Secondo il più recente rapporto del Pen Belarus, associazione liquidata dal regime di Aleksander Lukashenko nell’agosto 2020, «almeno 1.900 rappresentanti del mondo culturale sono stati vittime di persecuzioni e censura per motivi politici», evidenziando come «alcune repressioni sono ignote agli stessi difensori dei diritti umani e al pubblico».
Il desiderio di un Paese diverso, rivendicato dai manifestanti scesi nelle strade di Minsk dopo le elezioni truccate del 9 agosto 2020, ma anche il terrore per i propri cari, intrappolati nel regime del presidente: sono le due estremità emotive che vive ogni giorno Arthur Vakarov, tra i più riconosciuti designer bielorussi, ora in Polonia come rifugiato.

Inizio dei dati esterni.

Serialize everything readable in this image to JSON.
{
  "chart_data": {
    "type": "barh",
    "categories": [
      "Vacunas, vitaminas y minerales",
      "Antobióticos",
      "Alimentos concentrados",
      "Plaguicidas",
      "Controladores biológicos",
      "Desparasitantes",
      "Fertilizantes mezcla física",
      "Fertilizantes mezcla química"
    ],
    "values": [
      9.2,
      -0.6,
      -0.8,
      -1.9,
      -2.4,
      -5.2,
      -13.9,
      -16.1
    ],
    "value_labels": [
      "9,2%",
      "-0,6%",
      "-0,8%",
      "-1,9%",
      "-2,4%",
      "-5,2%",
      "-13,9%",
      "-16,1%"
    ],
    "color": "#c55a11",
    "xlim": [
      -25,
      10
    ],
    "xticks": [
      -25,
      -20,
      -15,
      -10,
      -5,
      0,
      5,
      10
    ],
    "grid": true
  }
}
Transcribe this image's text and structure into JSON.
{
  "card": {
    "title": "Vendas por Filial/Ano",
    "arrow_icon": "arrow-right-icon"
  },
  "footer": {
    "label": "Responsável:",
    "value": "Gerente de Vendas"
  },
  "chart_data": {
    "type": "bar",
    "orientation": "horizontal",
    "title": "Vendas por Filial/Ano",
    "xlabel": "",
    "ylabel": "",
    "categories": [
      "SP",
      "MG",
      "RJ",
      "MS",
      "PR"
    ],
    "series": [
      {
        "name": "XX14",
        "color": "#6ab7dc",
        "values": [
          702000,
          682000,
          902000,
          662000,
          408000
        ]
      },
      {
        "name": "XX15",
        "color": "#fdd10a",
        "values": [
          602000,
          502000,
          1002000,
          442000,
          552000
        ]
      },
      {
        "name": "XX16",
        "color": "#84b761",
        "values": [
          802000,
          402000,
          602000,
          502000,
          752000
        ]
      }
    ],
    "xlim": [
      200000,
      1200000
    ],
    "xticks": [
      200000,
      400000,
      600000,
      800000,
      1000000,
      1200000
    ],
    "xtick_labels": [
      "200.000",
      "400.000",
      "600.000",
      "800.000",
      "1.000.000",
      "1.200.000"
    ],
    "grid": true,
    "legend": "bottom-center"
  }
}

Vakarov, grazie sostegno del Pen, ha realizzato il progetto Bielorussia: 30 anni di regime in 30 manifesti, che nell’ambito di un tour espositivo che ha già toccato Vilnius, Varsavia, Danzica, Stoccolma e Tallinn, fino al 9 marzo fa tappa in Italia, a Brescia, a Palazzo Martinengo Colleoni con un catalogo curato da Giulia De Florio di Memorial Italia.
Vakarov, com’è nata l’idea di rappresentare la storia del suo Paese attraverso trenta manifesti?«Alcuni mesi prima delle ultime elezioni farsa, il triste anniversario dei trent’anni di dittatura di Lukashenko mi ha dato ispirazione per la creazione di diverse immagini, che in seguito ho selezionato per produrre questi manifesti».
Che ruolo ha avuto nelle proteste?«Ho partecipato attivamente alle manifestazioni pacifiche del 2020, ideando tutti i poster per i cortei dei sabati, a cui spesso prendevo parte, ma allora non venni mai arrestato. È accaduto nel 2022, quando sono stato prelevato a casa dalle forze speciali di evacuazione bielorusse a seguito di un mandato di convocazione davanti al procuratore. Dovevo rispondere dell’accusa di attività estremista: ero l’ultimo rappresentante ancora in libertà di Hodna!, il principale progetto di cultura bielorussa che promuove musica, storia, identità, letteratura del nostro Paese. Gli altri fondatori erano già stati arrestati o avevano lasciato la Bielorussia».
Perciò decise anche lei di lasciare il Paese?«Dopo aver parlato con alcuni attivisti dell’opposizione, in meno di 24 ore ho svuotato il conto in banca e sono espatriato in Georgia. Qui ho ottenuto un visto per la Polonia, dove mi sono trasferito con tutti i familiari appena hanno potuto raggiungermi. Nel frattempo, il regime, in una retata con sette bus della polizia carichi di agenti in tenuta antisommossa, aveva confiscato il mio atelier e arrestato lo staff».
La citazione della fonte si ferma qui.